El ojo de Dios. El ojo de la propia conciencia. El ojo ajeno. Y, por fin, el ojo del espectador que juzga la tragedia desde fuera, pero inevitablemente comparando la existencia de los personajes con la suya propia. Por eso fue tan apasionado el debate del viernes pasado, porque Woody Allen toca temas intemporales, a través de un equilibrio magistral entre comedia y tragedia que suele estar presente en nuestras vidas.

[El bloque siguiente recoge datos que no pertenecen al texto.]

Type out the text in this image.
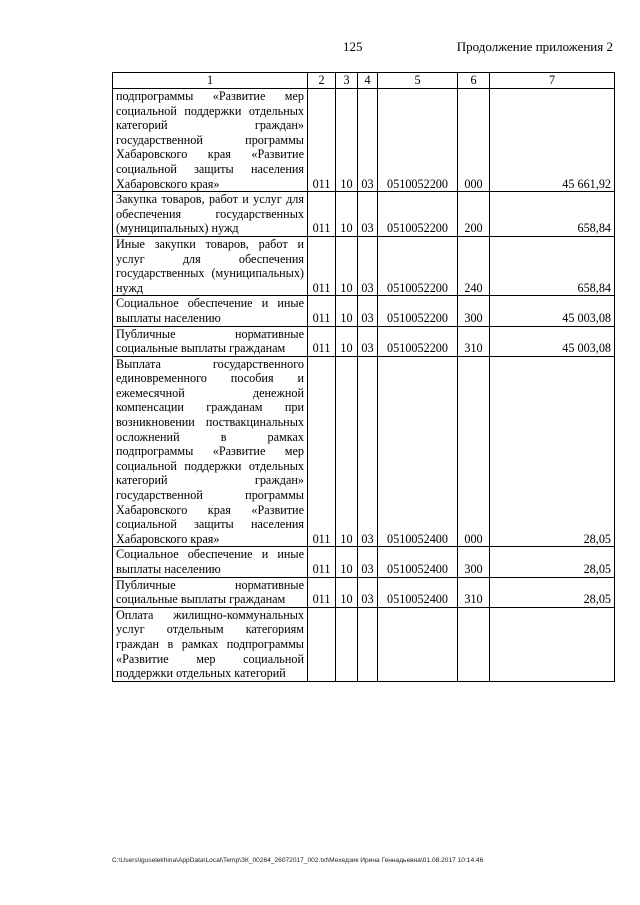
125	Продолжение приложения 2
1	2	3	4	5	6	7
подпрограммы «Развитие мер социальной поддержки отдельных категорий граждан» государственной программы Хабаровского края «Развитие социальной защиты населения Хабаровского края»	011	10	03	0510052200	000	45 661,92
Закупка товаров, работ и услуг для обеспечения государственных (муниципальных) нужд	011	10	03	0510052200	200	658,84
Иные закупки товаров, работ и услуг для обеспечения государственных (муниципальных) нужд	011	10	03	0510052200	240	658,84
Социальное обеспечение и иные выплаты населению	011	10	03	0510052200	300	45 003,08
Публичные нормативные социальные выплаты гражданам	011	10	03	0510052200	310	45 003,08
Выплата государственного единовременного пособия и ежемесячной денежной компенсации гражданам при возникновении поствакцинальных осложнений в рамках подпрограммы «Развитие мер социальной поддержки отдельных категорий граждан» государственной программы Хабаровского края «Развитие социальной защиты населения Хабаровского края»	011	10	03	0510052400	000	28,05
Социальное обеспечение и иные выплаты населению	011	10	03	0510052400	300	28,05
Публичные нормативные социальные выплаты гражданам	011	10	03	0510052400	310	28,05
Оплата жилищно-коммунальных услуг отдельным категориям граждан в рамках подпрограммы «Развитие мер социальной поддержки отдельных категорий						
C:\Users\iguselekhina\AppData\Local\Temp\ЗК_00264_26072017_002.txt\Мехедзик Ирина Геннадьевна\01.08.2017 10:14:46
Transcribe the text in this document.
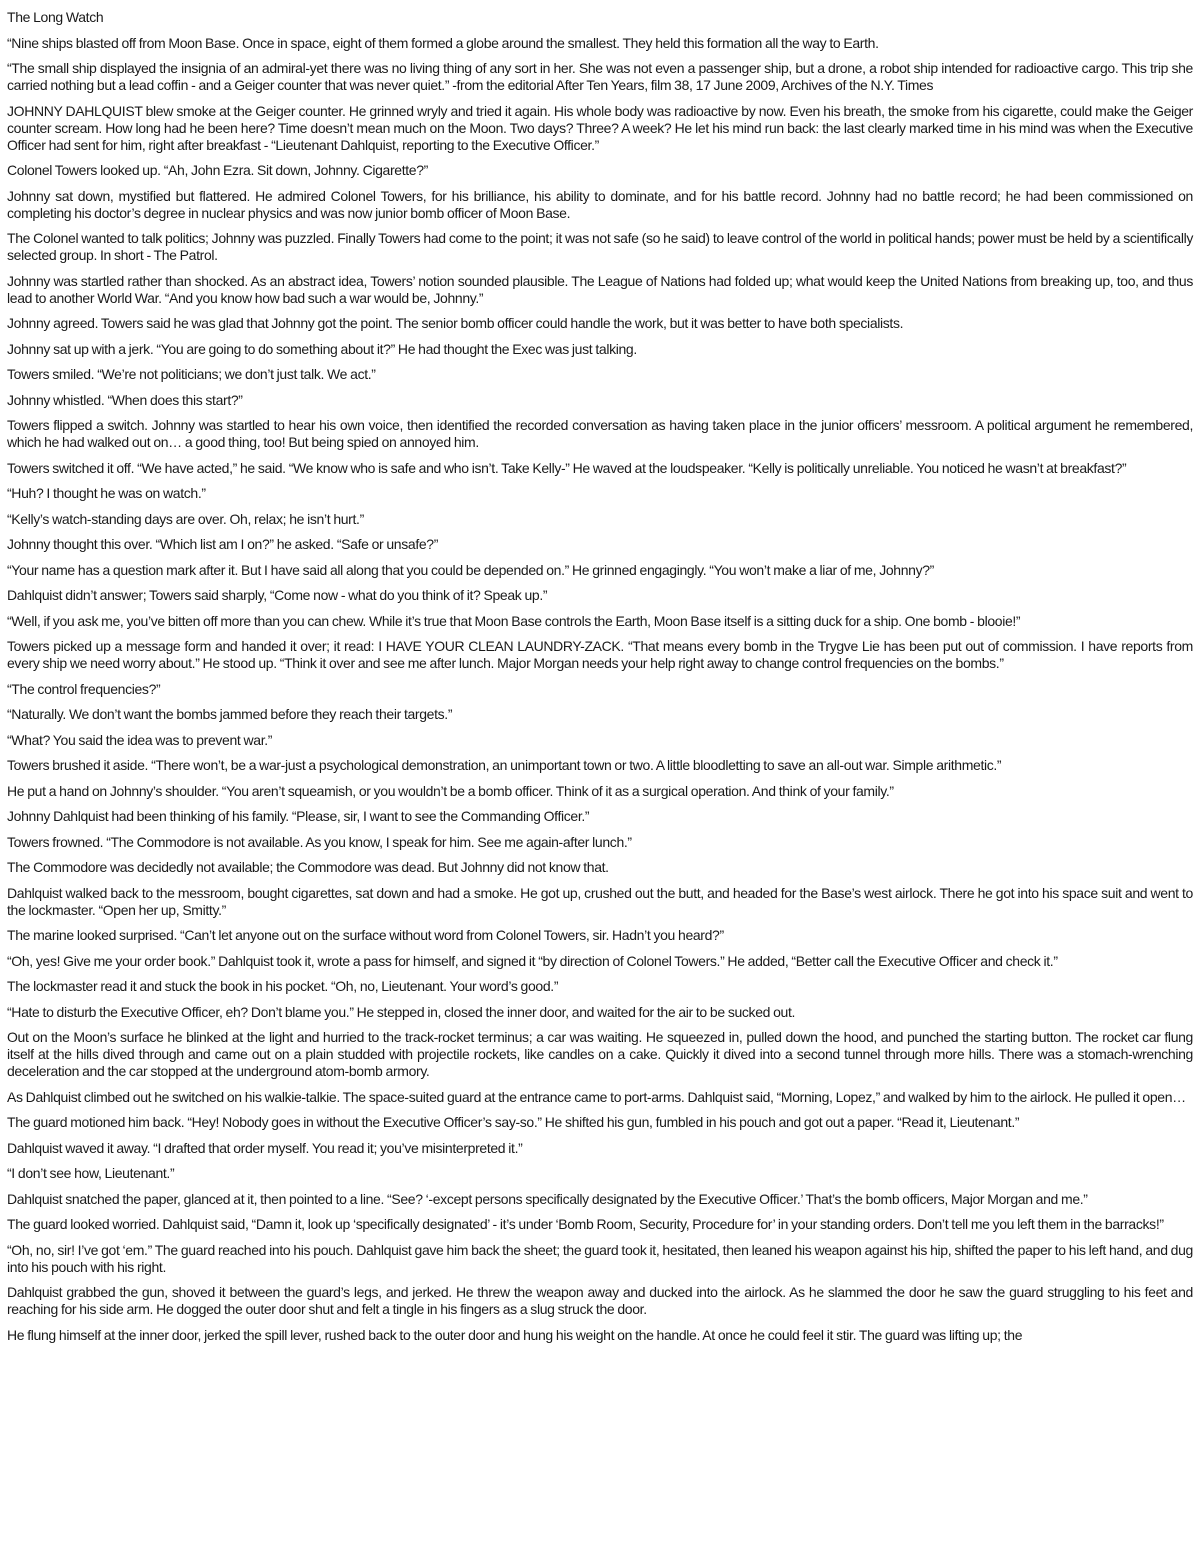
The Long Watch

“Nine ships blasted off from Moon Base. Once in space, eight of them formed a globe around the smallest. They held this formation all the way to Earth.

“The small ship displayed the insignia of an admiral-yet there was no living thing of any sort in her. She was not even a passenger ship, but a drone, a robot ship intended for radioactive cargo. This trip she carried nothing but a lead coffin - and a Geiger counter that was never quiet.” -from the editorial After Ten Years, film 38, 17 June 2009, Archives of the N.Y. Times

JOHNNY DAHLQUIST blew smoke at the Geiger counter. He grinned wryly and tried it again. His whole body was radioactive by now. Even his breath, the smoke from his cigarette, could make the Geiger counter scream. How long had he been here? Time doesn’t mean much on the Moon. Two days? Three? A week? He let his mind run back: the last clearly marked time in his mind was when the Executive Officer had sent for him, right after breakfast - “Lieutenant Dahlquist, reporting to the Executive Officer.”

Colonel Towers looked up. “Ah, John Ezra. Sit down, Johnny. Cigarette?”

Johnny sat down, mystified but flattered. He admired Colonel Towers, for his brilliance, his ability to dominate, and for his battle record. Johnny had no battle record; he had been commissioned on completing his doctor’s degree in nuclear physics and was now junior bomb officer of Moon Base.

The Colonel wanted to talk politics; Johnny was puzzled. Finally Towers had come to the point; it was not safe (so he said) to leave control of the world in political hands; power must be held by a scientifically selected group. In short - The Patrol.

Johnny was startled rather than shocked. As an abstract idea, Towers’ notion sounded plausible. The League of Nations had folded up; what would keep the United Nations from breaking up, too, and thus lead to another World War. “And you know how bad such a war would be, Johnny.”

Johnny agreed. Towers said he was glad that Johnny got the point. The senior bomb officer could handle the work, but it was better to have both specialists.

Johnny sat up with a jerk. “You are going to do something about it?” He had thought the Exec was just talking.

Towers smiled. “We’re not politicians; we don’t just talk. We act.”

Johnny whistled. “When does this start?”

Towers flipped a switch. Johnny was startled to hear his own voice, then identified the recorded conversation as having taken place in the junior officers’ messroom. A political argument he remembered, which he had walked out on… a good thing, too! But being spied on annoyed him.

Towers switched it off. “We have acted,” he said. “We know who is safe and who isn’t. Take Kelly-” He waved at the loudspeaker. “Kelly is politically unreliable. You noticed he wasn’t at breakfast?”

“Huh? I thought he was on watch.”

“Kelly’s watch-standing days are over. Oh, relax; he isn’t hurt.”

Johnny thought this over. “Which list am I on?” he asked. “Safe or unsafe?”

“Your name has a question mark after it. But I have said all along that you could be depended on.” He grinned engagingly. “You won’t make a liar of me, Johnny?”

Dahlquist didn’t answer; Towers said sharply, “Come now - what do you think of it? Speak up.”

“Well, if you ask me, you’ve bitten off more than you can chew. While it’s true that Moon Base controls the Earth, Moon Base itself is a sitting duck for a ship. One bomb - blooie!”

Towers picked up a message form and handed it over; it read: I HAVE YOUR CLEAN LAUNDRY-ZACK. “That means every bomb in the Trygve Lie has been put out of commission. I have reports from every ship we need worry about.” He stood up. “Think it over and see me after lunch. Major Morgan needs your help right away to change control frequencies on the bombs.”

“The control frequencies?”

“Naturally. We don’t want the bombs jammed before they reach their targets.”

“What? You said the idea was to prevent war.”

Towers brushed it aside. “There won’t, be a war-just a psychological demonstration, an unimportant town or two. A little bloodletting to save an all-out war. Simple arithmetic.”

He put a hand on Johnny’s shoulder. “You aren’t squeamish, or you wouldn’t be a bomb officer. Think of it as a surgical operation. And think of your family.”

Johnny Dahlquist had been thinking of his family. “Please, sir, I want to see the Commanding Officer.”

Towers frowned. “The Commodore is not available. As you know, I speak for him. See me again-after lunch.”

The Commodore was decidedly not available; the Commodore was dead. But Johnny did not know that.

Dahlquist walked back to the messroom, bought cigarettes, sat down and had a smoke. He got up, crushed out the butt, and headed for the Base’s west airlock. There he got into his space suit and went to the lockmaster. “Open her up, Smitty.”

The marine looked surprised. “Can’t let anyone out on the surface without word from Colonel Towers, sir. Hadn’t you heard?”

“Oh, yes! Give me your order book.” Dahlquist took it, wrote a pass for himself, and signed it “by direction of Colonel Towers.” He added, “Better call the Executive Officer and check it.”

The lockmaster read it and stuck the book in his pocket. “Oh, no, Lieutenant. Your word’s good.”

“Hate to disturb the Executive Officer, eh? Don’t blame you.” He stepped in, closed the inner door, and waited for the air to be sucked out.

Out on the Moon’s surface he blinked at the light and hurried to the track-rocket terminus; a car was waiting. He squeezed in, pulled down the hood, and punched the starting button. The rocket car flung itself at the hills dived through and came out on a plain studded with projectile rockets, like candles on a cake. Quickly it dived into a second tunnel through more hills. There was a stomach-wrenching deceleration and the car stopped at the underground atom-bomb armory.

As Dahlquist climbed out he switched on his walkie-talkie. The space-suited guard at the entrance came to port-arms. Dahlquist said, “Morning, Lopez,” and walked by him to the airlock. He pulled it open…

The guard motioned him back. “Hey! Nobody goes in without the Executive Officer’s say-so.” He shifted his gun, fumbled in his pouch and got out a paper. “Read it, Lieutenant.”

Dahlquist waved it away. “I drafted that order myself. You read it; you’ve misinterpreted it.”

“I don’t see how, Lieutenant.”

Dahlquist snatched the paper, glanced at it, then pointed to a line. “See? ‘-except persons specifically designated by the Executive Officer.’ That’s the bomb officers, Major Morgan and me.”

The guard looked worried. Dahlquist said, “Damn it, look up ‘specifically designated’ - it’s under ‘Bomb Room, Security, Procedure for’ in your standing orders. Don’t tell me you left them in the barracks!”

“Oh, no, sir! I’ve got ‘em.” The guard reached into his pouch. Dahlquist gave him back the sheet; the guard took it, hesitated, then leaned his weapon against his hip, shifted the paper to his left hand, and dug into his pouch with his right.

Dahlquist grabbed the gun, shoved it between the guard’s legs, and jerked. He threw the weapon away and ducked into the airlock. As he slammed the door he saw the guard struggling to his feet and reaching for his side arm. He dogged the outer door shut and felt a tingle in his fingers as a slug struck the door.

He flung himself at the inner door, jerked the spill lever, rushed back to the outer door and hung his weight on the handle. At once he could feel it stir. The guard was lifting up; the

Mi opinión en pocas palabras, más sosegada que la que expresé en el debate inmediato a la proyección, es que Woody Allen hace trampa. El primer personaje, un honesto y reflexivo adúltero, triunfa bajo el supuesto de superar la situación con un sencillo asesinato. Por el contrario el perdedor, con escasa inteligencia emocional y fiel a sus excentridades, más que principios, no se lleva el premio final, sino que acaba recibiendo lo que se está buscando a gritos. Un fábula con antimoraleja, con banda sonora de Schubert y Billie Holiday
ResponderEliminarNo estoy de acuerdo con lo de "honesto y reflexivo adúltero". El personaje que interpreta Martin Landau acaba teniendo un perfil siniestro. Triunfa y se reincorpora a su vida de éxito, pero no nos cabe duda de que, en adelante, siempre será un asesino, aunque nadie lo sepa. Bueno, nosotros sí lo sabemos porque hemos visto la película...
ResponderEliminarCiertamente olvidé entrecomillar esa expresión, ya que quería resaltar la intencionalidad del director de presentarnos al personaje como un individuo sosegado y reflexivo, en contraposición a su desequilibrada amante
ResponderEliminarYo creo que el doctor, a pesar de su aparente triunfo final, acaba perdiendo, ya que su contacto con el "mundo real", aunque indirecto y a través de su hermano, le ha hecho atisbar el mundo terrible que hay más allá de su burbuja de bienestar. Él no ha nacido para ser un criminal, por lo que seguro que en el futuro el fantasma de su amante muerta volverá a visitarle.